PORTLAND — It doesn’t seem to matter if they’re in their 60s, or still in their teens, stock car drivers from around the northeast are busy preparing for this Sunday’s 36th annual TD Banknorth 250 at Oxford Plains Speedway.

While racing has evolved into a young man’s sport at the national level since Jeff Gordon hit the scene in the early 1990s, it’s a mix of rising young stars and seasoned veterans chasing short track racing’s biggest prize.

Speedway officials held their annual pre-race media gathering Wednesday, with no less than nine drivers on hand to discuss their chances. They ranged from 60-something-year-old Al Hammond, just returning to competition after a few years away, to 18-year-old Nick Brown, who came up through Oxford’s Karting series and is a recent Late Model winner.
Joining Hammond and Brown at the head table Wednesday were Ben Ashline, Joey Polewarczyk Jr., Georgia native Michael Pope, Turner residents Glen Luce and Shawn Martin, Ricky Rolfe, and veteran Tim Brackett of Buckfield.
  To kick off Wednesday’s activities, NASCAR Nationwide Series regular Kenny Wallace did a telephone interview. Wallace raced at Oxford back when NASCAR sanctioned the 250, and is more than excited about running this weekend. He will join his nephew Steve Wallace, son of NASCAR champion and 250 Grand Marshall Rusty Wallace, in this year’s field.
  “Do not take Steve Wallace lightly,” Wallace said. “He won the Snowball Derby a couple of years ago. Steve grew up in these cars, and just recently ran a Late Model race at Hickory (NC) Motor Speedway. He’ll probably be more up to speed than I will on Sunday.”

Following the interview with Wallace, track owner Bill Ryan talked about anticipation for this year’s 250, and what he expects as the weekend approaches.

“This race has developed into such a rich tradition over the years,” Ryan said. “It’s been exciting to see how many race teams get geared up for this race. Some of the highlights have been getting guys like Kenny Wallace to come up. In 2004, when Matt Kenseth came up, it was the first time in a long time that anybody in northern New England had NASCAR drivers competing in their premier race. It adds a flair to it, so we’re excited about Sunday.”

A long-standing tradition in this pre-250 gathering has Ryan polling the drivers in attendance, asking each if they couldn’t be the one in Victory Lane Sunday evening, who they thought would win. Of the nine answers, Pole received the most picks with three, followed by Rolfe with two and one each for Wallace, Martin, Travis Adams and New Hampshire native Brad Leighton.

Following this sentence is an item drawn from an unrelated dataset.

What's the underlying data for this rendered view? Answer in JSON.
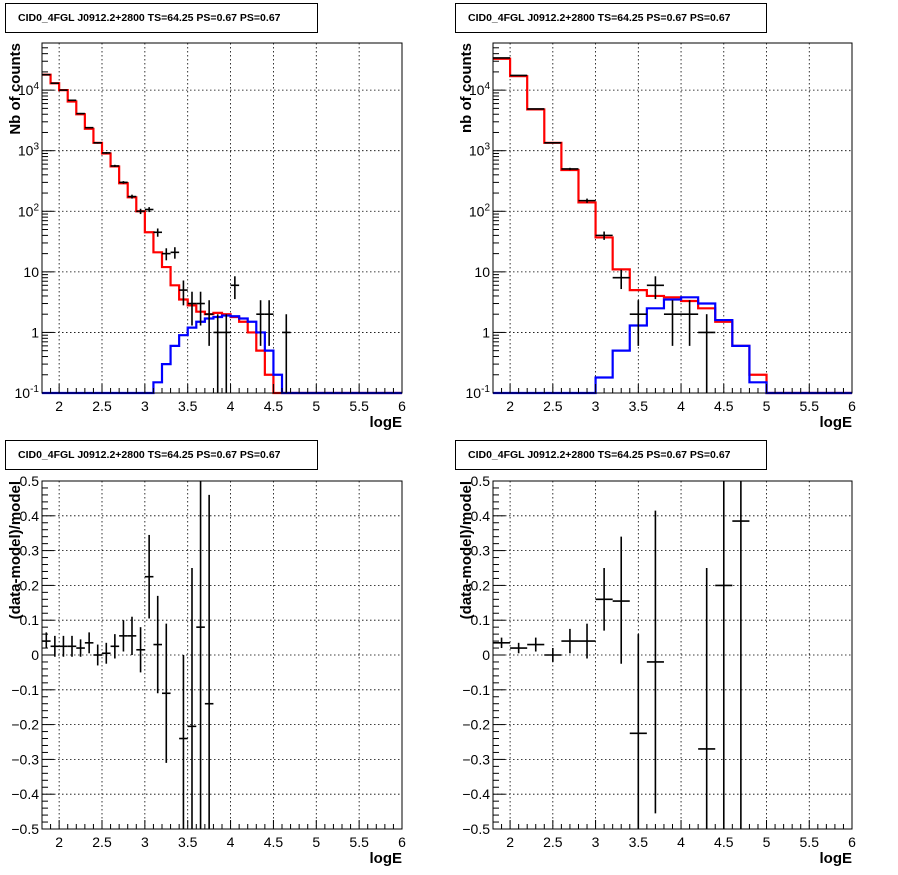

“This race means a lot to all of us,” Rolfe said. “I mean, it’s not something that will ruin my life if I don’t ever win it, but it is big. We all love racing in front of a big crowd, and the place will be packed again on Sunday. The crowd, the big paycheck that Bill puts up, all of it, it’s what makes the Oxford 250 so incredibly huge.”


Brackett returned to competition at Oxford this year after a two-year absence, having stayed with Pro Stocks when Oxford dropped the division. Like Hammond, he converted his old car over to Late Model specs, and has learned how to dial in these sometimes finicky cars. He won a Saturday night feature last month, holding off defending champion Adams for top honors.


 
“I think we’ve got a pretty good race setup,” Brackett said. “Qualifying is just so important in this race, it really doesn’t matter how well your car is setup if you’re not in the show. We’ll just try to get it the best we can in practice, and hope we make out well in the draw. If we don’t, we’ll be in for a tough challenge.”

Polewarczyk is happy in his role as the pre-race favorite. After winning the ACT New England Dodge Dealers 150 on May 17, the 20-year-old sensation from Hudson, N.H., won the prestigious Vermont Governor’s Cup 150 at Barre’s Thunder Road, and finished second to Leighton last Sunday at Kawartha Speedway in Peterborough, Ontario.


 
“We do have some confidence going into this race,” Polewarczyk said. “We do have momemtum at Oxford after winning the opener, and our season has gone well so far. We’ve been busy preparing for this race because of what it means to do well here. Everybody knows the Oxford 250 is the most prestigious race around, so if we can put a win there under our belt, it would be a great thing for my career.”